Become a Caption Writer: Education and Career Roadmap

Learn how to become a caption writer. Research the education requirements, training information and experience required for starting a career in caption writing.

Should I Become a Caption Writer?

Caption writers are responsible for writing transcriptions of television shows and movies, which are displayed on-screen for the benefit of hearing-impaired viewers. Federal laws mandate that virtually all new English-language programming be captioned. Some of these professionals are self-employed and may have significant control over their schedules, but often find it necessary to pursue future assignments and jobs.

Career Requirements

Degree Level Associate's degree; some employers require a bachelor's degree
Degree Field Writing, English, court reporter
Certification Optional certification available through the National Court Reporters Association (NCRA)
Experience Varies by employer; internships available
Key Skills Active listening, writing, reading comprehension, time management, ability to focus for long periods of time, finger dexterity, use of stenomasks, stenotype machines, audio recording equipment, dictation machines, database user interface and query software, enterprise resource planning software, voice recognition software, word processing and spreadsheet software
Salary (2014) $47,684 per year (Median for all writers)

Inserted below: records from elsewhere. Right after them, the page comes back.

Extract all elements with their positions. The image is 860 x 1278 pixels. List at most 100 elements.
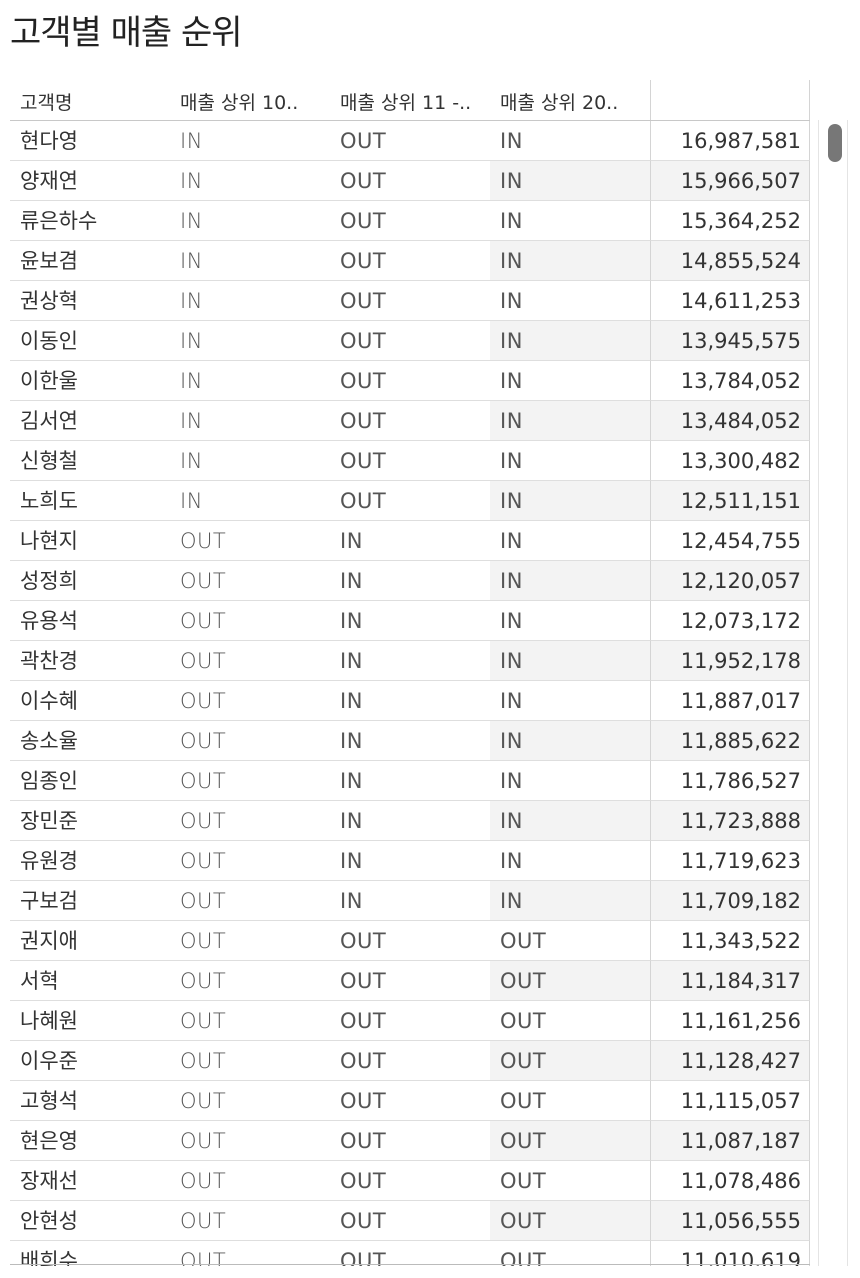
table-row[interactable]: 권상혁 IN OUT IN 14,611,253: [10, 281, 810, 321]
top10-flag-cell[interactable]: IN: [170, 201, 330, 241]
top20-flag-cell[interactable]: IN: [490, 401, 650, 441]
sales-value-cell[interactable]: 11,078,486: [650, 1161, 810, 1201]
top20-flag-cell[interactable]: IN: [490, 761, 650, 801]
table-row[interactable]: 윤보겸 IN OUT IN 14,855,524: [10, 241, 810, 281]
top10-flag-cell[interactable]: IN: [170, 281, 330, 321]
sales-value-cell[interactable]: 11,056,555: [650, 1201, 810, 1241]
table-row[interactable]: 성정희 OUT IN IN 12,120,057: [10, 561, 810, 601]
table-row[interactable]: 송소율 OUT IN IN 11,885,622: [10, 721, 810, 761]
top11-20-flag-cell[interactable]: OUT: [330, 201, 490, 241]
top20-flag-cell[interactable]: IN: [490, 841, 650, 881]
sales-value-cell[interactable]: 12,511,151: [650, 481, 810, 521]
sales-value-cell[interactable]: 12,120,057: [650, 561, 810, 601]
sales-value-cell[interactable]: 15,966,507: [650, 161, 810, 201]
customer-name-cell[interactable]: 이수혜: [10, 681, 170, 721]
top11-20-flag-cell[interactable]: OUT: [330, 1121, 490, 1161]
customer-name-cell[interactable]: 노희도: [10, 481, 170, 521]
top11-20-flag-cell[interactable]: OUT: [330, 241, 490, 281]
table-row[interactable]: 노희도 IN OUT IN 12,511,151: [10, 481, 810, 521]
sales-value-cell[interactable]: 11,161,256: [650, 1001, 810, 1041]
top10-flag-cell[interactable]: OUT: [170, 1161, 330, 1201]
sales-value-cell[interactable]: 11,786,527: [650, 761, 810, 801]
customer-name-cell[interactable]: 나혜원: [10, 1001, 170, 1041]
top11-20-flag-cell[interactable]: IN: [330, 841, 490, 881]
top11-20-flag-cell[interactable]: IN: [330, 521, 490, 561]
customer-name-cell[interactable]: 유원경: [10, 841, 170, 881]
top20-flag-cell[interactable]: OUT: [490, 1241, 650, 1266]
customer-name-cell[interactable]: 장민준: [10, 801, 170, 841]
sales-value-cell[interactable]: 11,010,619: [650, 1241, 810, 1266]
top11-20-flag-cell[interactable]: OUT: [330, 161, 490, 201]
top10-flag-cell[interactable]: IN: [170, 241, 330, 281]
scrollbar-thumb[interactable]: [828, 124, 842, 162]
table-row[interactable]: 이우준 OUT OUT OUT 11,128,427: [10, 1041, 810, 1081]
top11-20-flag-cell[interactable]: OUT: [330, 961, 490, 1001]
customer-name-cell[interactable]: 구보검: [10, 881, 170, 921]
table-row[interactable]: 안현성 OUT OUT OUT 11,056,555: [10, 1201, 810, 1241]
table-row[interactable]: 고형석 OUT OUT OUT 11,115,057: [10, 1081, 810, 1121]
top11-20-flag-cell[interactable]: OUT: [330, 121, 490, 161]
top10-flag-cell[interactable]: OUT: [170, 961, 330, 1001]
top20-flag-cell[interactable]: OUT: [490, 1041, 650, 1081]
top20-flag-cell[interactable]: IN: [490, 521, 650, 561]
top11-20-flag-cell[interactable]: OUT: [330, 401, 490, 441]
sales-value-cell[interactable]: 11,723,888: [650, 801, 810, 841]
top20-flag-cell[interactable]: OUT: [490, 1161, 650, 1201]
top10-flag-cell[interactable]: IN: [170, 361, 330, 401]
customer-name-cell[interactable]: 이우준: [10, 1041, 170, 1081]
top20-flag-cell[interactable]: IN: [490, 681, 650, 721]
top10-flag-cell[interactable]: OUT: [170, 801, 330, 841]
table-row[interactable]: 곽찬경 OUT IN IN 11,952,178: [10, 641, 810, 681]
top10-flag-cell[interactable]: OUT: [170, 721, 330, 761]
table-row[interactable]: 임종인 OUT IN IN 11,786,527: [10, 761, 810, 801]
top20-flag-cell[interactable]: IN: [490, 121, 650, 161]
column-header-customer[interactable]: 고객명: [20, 92, 73, 114]
customer-name-cell[interactable]: 곽찬경: [10, 641, 170, 681]
table-row[interactable]: 유용석 OUT IN IN 12,073,172: [10, 601, 810, 641]
top11-20-flag-cell[interactable]: OUT: [330, 1241, 490, 1266]
top20-flag-cell[interactable]: IN: [490, 321, 650, 361]
column-header-top20[interactable]: 매출 상위 20..: [500, 92, 619, 114]
table-row[interactable]: 이동인 IN OUT IN 13,945,575: [10, 321, 810, 361]
top11-20-flag-cell[interactable]: OUT: [330, 1001, 490, 1041]
customer-name-cell[interactable]: 김서연: [10, 401, 170, 441]
top11-20-flag-cell[interactable]: IN: [330, 801, 490, 841]
top10-flag-cell[interactable]: OUT: [170, 1201, 330, 1241]
table-row[interactable]: 이한울 IN OUT IN 13,784,052: [10, 361, 810, 401]
sales-value-cell[interactable]: 15,364,252: [650, 201, 810, 241]
customer-name-cell[interactable]: 권상혁: [10, 281, 170, 321]
top20-flag-cell[interactable]: IN: [490, 281, 650, 321]
customer-name-cell[interactable]: 이동인: [10, 321, 170, 361]
customer-name-cell[interactable]: 신형철: [10, 441, 170, 481]
customer-name-cell[interactable]: 배희수: [10, 1241, 170, 1266]
customer-name-cell[interactable]: 나현지: [10, 521, 170, 561]
top10-flag-cell[interactable]: OUT: [170, 1241, 330, 1266]
top20-flag-cell[interactable]: IN: [490, 161, 650, 201]
sales-value-cell[interactable]: 13,484,052: [650, 401, 810, 441]
top20-flag-cell[interactable]: IN: [490, 481, 650, 521]
top10-flag-cell[interactable]: OUT: [170, 1081, 330, 1121]
top20-flag-cell[interactable]: IN: [490, 641, 650, 681]
table-row[interactable]: 권지애 OUT OUT OUT 11,343,522: [10, 921, 810, 961]
table-row[interactable]: 배희수 OUT OUT OUT 11,010,619: [10, 1241, 810, 1266]
customer-name-cell[interactable]: 서혁: [10, 961, 170, 1001]
top20-flag-cell[interactable]: IN: [490, 721, 650, 761]
table-row[interactable]: 신형철 IN OUT IN 13,300,482: [10, 441, 810, 481]
top11-20-flag-cell[interactable]: OUT: [330, 1161, 490, 1201]
top10-flag-cell[interactable]: OUT: [170, 1121, 330, 1161]
customer-name-cell[interactable]: 안현성: [10, 1201, 170, 1241]
customer-name-cell[interactable]: 이한울: [10, 361, 170, 401]
top20-flag-cell[interactable]: IN: [490, 441, 650, 481]
customer-name-cell[interactable]: 장재선: [10, 1161, 170, 1201]
table-row[interactable]: 서혁 OUT OUT OUT 11,184,317: [10, 961, 810, 1001]
top20-flag-cell[interactable]: OUT: [490, 1081, 650, 1121]
top20-flag-cell[interactable]: OUT: [490, 1201, 650, 1241]
top11-20-flag-cell[interactable]: IN: [330, 601, 490, 641]
sales-value-cell[interactable]: 11,184,317: [650, 961, 810, 1001]
sales-value-cell[interactable]: 11,087,187: [650, 1121, 810, 1161]
sales-value-cell[interactable]: 12,454,755: [650, 521, 810, 561]
sales-value-cell[interactable]: 13,300,482: [650, 441, 810, 481]
customer-name-cell[interactable]: 고형석: [10, 1081, 170, 1121]
top10-flag-cell[interactable]: IN: [170, 441, 330, 481]
column-header-sales[interactable]: [650, 80, 810, 120]
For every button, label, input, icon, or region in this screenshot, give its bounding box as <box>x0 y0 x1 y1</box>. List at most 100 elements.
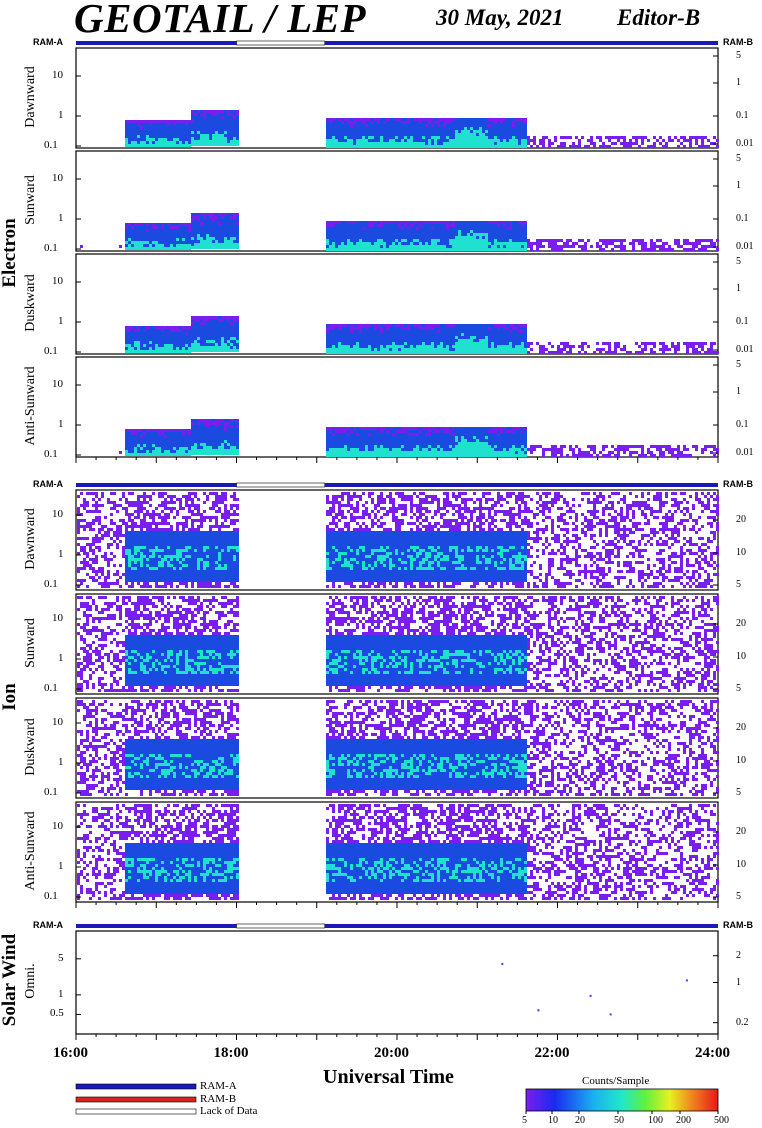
ion-ram-a-label: RAM-A <box>33 479 63 489</box>
ion-ram-b-label: RAM-B <box>723 479 753 489</box>
colorbar-tick-6: 500 <box>714 1115 729 1126</box>
solar-wind-right-tick-1: 1 <box>736 977 741 988</box>
electron-anti-sunward-left-tick-0: 10 <box>52 378 63 390</box>
solar-wind-left-tick-2: 0.5 <box>50 1007 64 1019</box>
ion-sunward-right-tick-2: 5 <box>736 683 741 694</box>
ion-group-label: Ion <box>0 597 21 797</box>
colorbar-title: Counts/Sample <box>582 1075 649 1087</box>
electron-dawnward-left-tick-1: 1 <box>58 109 64 121</box>
ion-anti-sunward-right-tick-1: 10 <box>736 859 746 870</box>
lack-of-data-bar-solar-wind <box>236 923 326 929</box>
electron-dawnward-left-tick-2: 0.1 <box>44 139 58 151</box>
colorbar-tick-4: 100 <box>648 1115 663 1126</box>
colorbar-tick-2: 20 <box>575 1115 585 1126</box>
colorbar-tick-0: 5 <box>522 1115 527 1126</box>
electron-duskward-left-tick-0: 10 <box>52 275 63 287</box>
electron-anti-sunward-right-tick-2: 0.1 <box>736 419 749 430</box>
electron-sunward-right-tick-3: 0.01 <box>736 241 754 252</box>
electron-duskward-left-tick-1: 1 <box>58 315 64 327</box>
ion-anti-sunward-right-tick-2: 5 <box>736 891 741 902</box>
electron-sunward-left-tick-0: 10 <box>52 172 63 184</box>
solar-wind-point-1 <box>537 1009 540 1012</box>
electron-sunward-left-tick-2: 0.1 <box>44 242 58 254</box>
solar-wind-panel <box>75 930 719 1035</box>
solar-wind-omni-label: Omni. <box>23 931 39 1031</box>
electron-dawnward-right-tick-1: 1 <box>736 77 741 88</box>
electron-duskward-right-tick-3: 0.01 <box>736 344 754 355</box>
ion-sunward-left-tick-1: 1 <box>58 652 64 664</box>
colorbar-tick-5: 200 <box>676 1115 691 1126</box>
legend-ram-b-label: RAM-B <box>200 1093 236 1105</box>
ion-duskward-label: Duskward <box>23 697 39 797</box>
solar-wind-point-2 <box>589 994 592 997</box>
ion-dawnward-left-tick-0: 10 <box>52 508 63 520</box>
ion-duskward-right-tick-1: 10 <box>736 755 746 766</box>
ion-dawnward-left-tick-1: 1 <box>58 548 64 560</box>
solar-wind-left-tick-1: 1 <box>58 988 64 1000</box>
ion-anti-sunward-right-tick-0: 20 <box>736 826 746 837</box>
legend-lack-of-data-label: Lack of Data <box>200 1105 257 1117</box>
ion-duskward-left-tick-2: 0.1 <box>44 786 58 798</box>
ion-anti-sunward-left-tick-0: 10 <box>52 820 63 832</box>
electron-duskward-right-tick-1: 1 <box>736 283 741 294</box>
ion-duskward-left-tick-1: 1 <box>58 756 64 768</box>
ion-dawnward-left-tick-2: 0.1 <box>44 578 58 590</box>
x-tick-4: 24:00 <box>695 1045 730 1062</box>
electron-anti-sunward-left-tick-2: 0.1 <box>44 448 58 460</box>
solar-wind-right-tick-2: 0.2 <box>736 1017 749 1028</box>
x-tick-3: 22:00 <box>535 1045 570 1062</box>
electron-ram-b-label: RAM-B <box>723 37 753 47</box>
ion-sunward-right-tick-1: 10 <box>736 651 746 662</box>
ram-a-bar-ion <box>76 483 718 487</box>
ion-sunward-right-tick-0: 20 <box>736 618 746 629</box>
ram-a-bar-electron <box>76 41 718 45</box>
solar-wind-point-0 <box>501 962 504 965</box>
electron-anti-sunward-left-tick-1: 1 <box>58 418 64 430</box>
ion-duskward-right-tick-2: 5 <box>736 787 741 798</box>
legend-ram-a-label: RAM-A <box>200 1080 237 1092</box>
electron-dawnward-right-tick-0: 5 <box>736 50 741 61</box>
electron-sunward-right-tick-1: 1 <box>736 180 741 191</box>
ion-dawnward-right-tick-0: 20 <box>736 514 746 525</box>
ion-dawnward-right-tick-1: 10 <box>736 547 746 558</box>
electron-dawnward-right-tick-2: 0.1 <box>736 110 749 121</box>
ion-dawnward-label: Dawnward <box>23 489 39 589</box>
x-tick-2: 20:00 <box>374 1045 409 1062</box>
electron-duskward-label: Duskward <box>23 253 39 353</box>
colorbar <box>525 1088 719 1112</box>
ion-sunward-label: Sunward <box>23 593 39 693</box>
solar-wind-point-4 <box>685 979 688 982</box>
electron-anti-sunward-right-tick-1: 1 <box>736 386 741 397</box>
date-label: 30 May, 2021 <box>436 5 564 31</box>
ram-a-bar-solar-wind <box>76 924 718 928</box>
ion-anti-sunward-label: Anti-Sunward <box>23 801 39 901</box>
electron-duskward-right-tick-2: 0.1 <box>736 316 749 327</box>
electron-dawnward-right-tick-3: 0.01 <box>736 138 754 149</box>
electron-dawnward-label: Dawnward <box>23 47 39 147</box>
x-axis-label: Universal Time <box>323 1066 454 1089</box>
solar-wind-right-tick-0: 2 <box>736 950 741 961</box>
colorbar-tick-3: 50 <box>614 1115 624 1126</box>
electron-dawnward-left-tick-0: 10 <box>52 69 63 81</box>
ion-dawnward-right-tick-2: 5 <box>736 579 741 590</box>
electron-duskward-left-tick-2: 0.1 <box>44 345 58 357</box>
electron-anti-sunward-right-tick-3: 0.01 <box>736 447 754 458</box>
solar-wind-group-label: Solar Wind <box>0 920 21 1040</box>
x-tick-0: 16:00 <box>53 1045 88 1062</box>
electron-group-label: Electron <box>0 153 21 353</box>
electron-duskward-right-tick-0: 5 <box>736 256 741 267</box>
ion-duskward-left-tick-0: 10 <box>52 716 63 728</box>
solar-wind-point-3 <box>609 1013 612 1016</box>
electron-anti-sunward-label: Anti-Sunward <box>23 356 39 456</box>
lack-of-data-bar-ion <box>236 482 326 488</box>
legend-ram-b-swatch <box>75 1096 197 1103</box>
ion-anti-sunward-left-tick-1: 1 <box>58 860 64 872</box>
ion-sunward-left-tick-2: 0.1 <box>44 682 58 694</box>
electron-sunward-left-tick-1: 1 <box>58 212 64 224</box>
x-tick-1: 18:00 <box>214 1045 249 1062</box>
legend-lack-of-data-swatch <box>75 1108 197 1115</box>
legend-ram-a-swatch <box>75 1083 197 1090</box>
lack-of-data-bar-electron <box>236 40 326 46</box>
ion-anti-sunward-left-tick-2: 0.1 <box>44 890 58 902</box>
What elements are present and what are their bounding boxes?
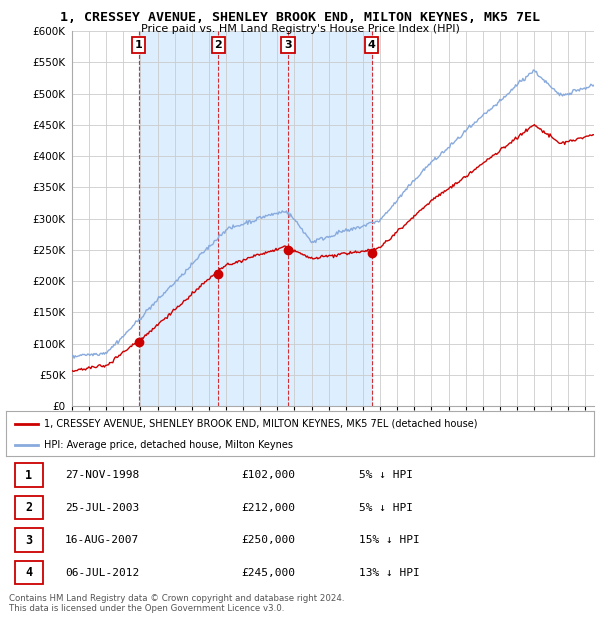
- Text: 15% ↓ HPI: 15% ↓ HPI: [359, 535, 419, 545]
- Text: 25-JUL-2003: 25-JUL-2003: [65, 503, 139, 513]
- Text: 2: 2: [25, 501, 32, 514]
- Text: £245,000: £245,000: [241, 568, 295, 578]
- Text: £250,000: £250,000: [241, 535, 295, 545]
- Bar: [139, 31, 371, 406]
- Text: 1: 1: [25, 469, 32, 482]
- Bar: [15, 561, 43, 585]
- Text: 13% ↓ HPI: 13% ↓ HPI: [359, 568, 419, 578]
- Bar: [15, 463, 43, 487]
- Text: 16-AUG-2007: 16-AUG-2007: [65, 535, 139, 545]
- Text: 27-NOV-1998: 27-NOV-1998: [65, 470, 139, 480]
- Text: 3: 3: [25, 534, 32, 547]
- Text: 1: 1: [135, 40, 143, 50]
- Text: 06-JUL-2012: 06-JUL-2012: [65, 568, 139, 578]
- Text: 2: 2: [214, 40, 222, 50]
- Text: HPI: Average price, detached house, Milton Keynes: HPI: Average price, detached house, Milt…: [44, 440, 293, 450]
- Text: 5% ↓ HPI: 5% ↓ HPI: [359, 503, 413, 513]
- Text: £102,000: £102,000: [241, 470, 295, 480]
- Text: 4: 4: [368, 40, 376, 50]
- Bar: [15, 496, 43, 520]
- Text: 5% ↓ HPI: 5% ↓ HPI: [359, 470, 413, 480]
- Bar: [15, 528, 43, 552]
- Text: 3: 3: [284, 40, 292, 50]
- Text: 4: 4: [25, 566, 32, 579]
- Text: 1, CRESSEY AVENUE, SHENLEY BROOK END, MILTON KEYNES, MK5 7EL: 1, CRESSEY AVENUE, SHENLEY BROOK END, MI…: [60, 11, 540, 24]
- Text: Price paid vs. HM Land Registry's House Price Index (HPI): Price paid vs. HM Land Registry's House …: [140, 24, 460, 33]
- Text: £212,000: £212,000: [241, 503, 295, 513]
- Text: Contains HM Land Registry data © Crown copyright and database right 2024.
This d: Contains HM Land Registry data © Crown c…: [9, 594, 344, 613]
- Text: 1, CRESSEY AVENUE, SHENLEY BROOK END, MILTON KEYNES, MK5 7EL (detached house): 1, CRESSEY AVENUE, SHENLEY BROOK END, MI…: [44, 418, 478, 428]
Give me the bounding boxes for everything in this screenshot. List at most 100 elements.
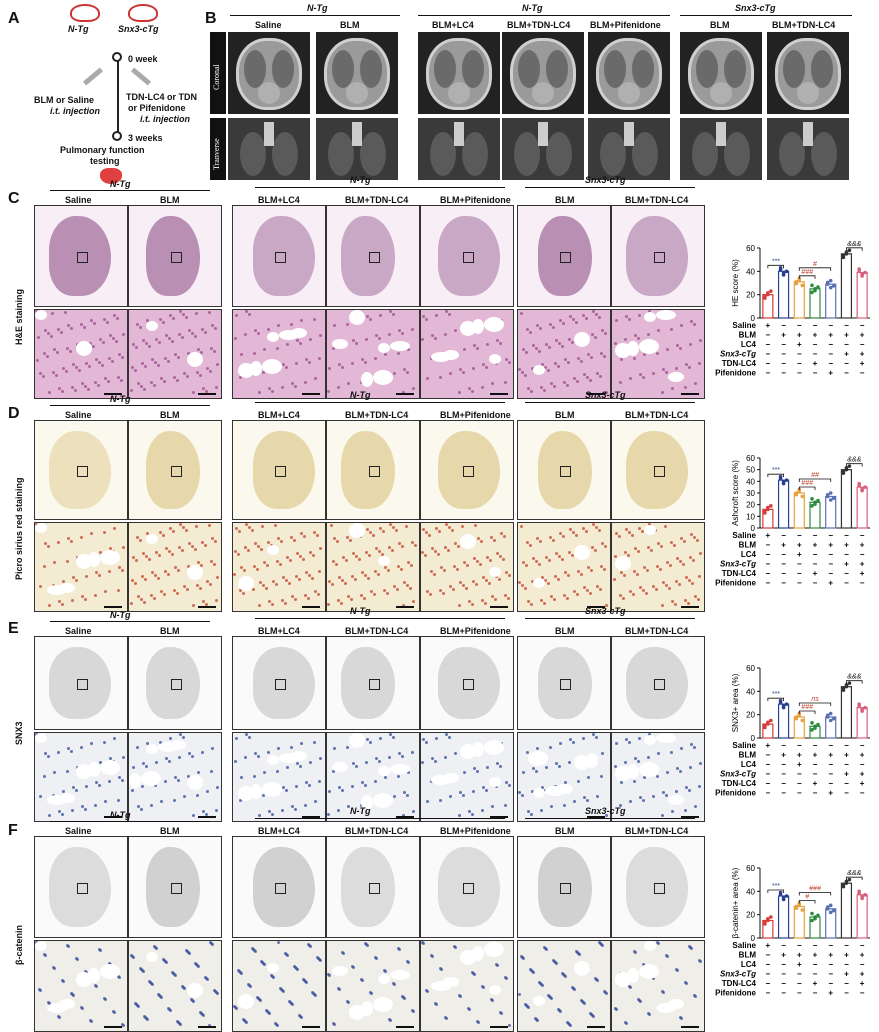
treat-sign: −	[860, 760, 865, 769]
overview-e-6	[611, 636, 705, 730]
treat-label-3: Snx3-cTg	[720, 560, 756, 569]
treat-sign: −	[781, 321, 786, 330]
hdr-c-line-1	[50, 190, 210, 191]
overview-c-2	[232, 205, 326, 307]
hdr-d-line-2	[255, 402, 505, 403]
lung-section	[341, 847, 395, 927]
ct-transverse-0	[228, 118, 310, 180]
treat-sign: +	[813, 779, 818, 788]
sig-annotation: ##	[811, 472, 819, 479]
treat-sign: −	[797, 789, 802, 798]
b-transverse-band: Tranverse	[210, 118, 226, 180]
treat-sign: +	[844, 751, 849, 760]
cond-e-6: BLM+TDN-LC4	[625, 626, 689, 636]
lung-section	[626, 216, 688, 296]
overview-d-6	[611, 420, 705, 520]
hdr-f-line-3	[525, 818, 695, 819]
treat-sign: −	[828, 569, 833, 578]
hdr-f-line-1	[50, 821, 210, 822]
treat-sign: +	[797, 960, 802, 969]
overview-f-1	[128, 836, 222, 938]
treat-label-0: Saline	[732, 321, 756, 330]
treat-sign: +	[766, 741, 771, 750]
data-point	[800, 908, 805, 912]
treat-sign: −	[828, 321, 833, 330]
data-point	[847, 464, 852, 468]
data-point	[847, 877, 852, 882]
data-point	[784, 269, 789, 274]
hdr-c-snx: Snx3-cTg	[585, 175, 626, 185]
data-point	[784, 894, 789, 898]
y-axis-label: β-catenin+ area (%)	[731, 867, 740, 938]
treat-sign: +	[844, 951, 849, 960]
lung-section	[146, 431, 200, 509]
data-point	[825, 280, 830, 285]
hdr-e-snx: Snx3-cTg	[585, 606, 626, 616]
treat-sign: −	[781, 960, 786, 969]
lung-section	[341, 216, 395, 296]
treat-sign: −	[766, 350, 771, 359]
lung-section	[538, 431, 592, 509]
sig-annotation: &&&	[847, 674, 861, 681]
data-point	[828, 278, 833, 283]
zoom-box	[369, 679, 380, 690]
treat-sign: −	[860, 989, 865, 998]
data-point	[763, 294, 767, 299]
treat-sign: +	[860, 751, 865, 760]
data-point	[794, 904, 799, 909]
zoom-e-3	[326, 732, 420, 822]
zoom-f-4	[420, 940, 514, 1032]
zoom-box	[369, 883, 380, 894]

Sources: U.S. Bureau of Labor Statistics (BLS), National Court Reporters Association, Multiple job postings (August 2015), O*NET OnLine, PayScale.

Step 1: Complete an Educational Program

Strong writing and technical skills are needed to become a caption writer. Caption writers must develop exceptional typing speed and accuracy. Both of these skills can be learned and improved through training. Since the skills for caption writing are similar to those needed for court reporting, court-reporting schools often offer courses for those who want to become caption writers. The NCRA maintains a list on its website of certified court reporting schools with broadcast captioning programs. The National Captioning Institute (NCI) also provides information and resources about the captioning profession.

Success Tip:

  • Complete an internship. Some broadcast stations, businesses and newspapers hire interns for both closed captioning and court reporting, which can provide valuable professional experience. Some college programs for closed captioning provide an internship as a requirement for graduation.

Step 2: Earn Certification

According to the U.S. Bureau of Labor Statistics, certification can enhance the job prospects of court reporters and professionals in related fields, as well as help them progress in their careers. The NCRA offers the Certified Broadcast Captioner (CBC) designation to its members. Requirements for this certification include taking a written exam and passing a 5-minute real time captioning test at 180 words per minute. To keep their certifications, CBC holders must take three continuing education credits every three years. Another option is to earn one of three designations through the American Association of Electronic Reporters and Transcribers (AAERT). Similar to NCRA certification, applicants must pass a written and practical exam to become certified.

Step 3: Gain Initial Experience

People who want to become caption writers may find it useful to hone their skills in a related profession before jumping into the captioning field. A court reporter or relay operator job can help aspiring caption writers learn how to type what they hear quickly and accurately. Captioning assistant positions are also helpful in gaining experience with caption writing.

Step 4: Find Writing Work

Local and national broadcasters and other media companies typically employ caption writers. They may caption pre-recorded programs or transcribe live speech. Additionally, new Federal Communications Commission (FCC) laws require Spanish-language programming to be captioned as well, which may introduce more job opportunities for bilingual caption writers.

Step 5: Consider Specializing in CART

One area of captioning that is related to broadcast captioning is Communication Access Realtime Translation (CART). CART providers work with people learning a second language, as well as the hard of hearing, by providing caption services for school classes, conventions and other situations where clients may need communication assistance. Schools with CART programs are listed on the NCRA website.

Success Tip:

  • Earn Certified CART Provider certification. NCRA members have the option to earn CART certification, which demonstrates to employers that an individual possesses the necessary skills to provide CART services. To become certified, individuals need to pass both a written and skills test.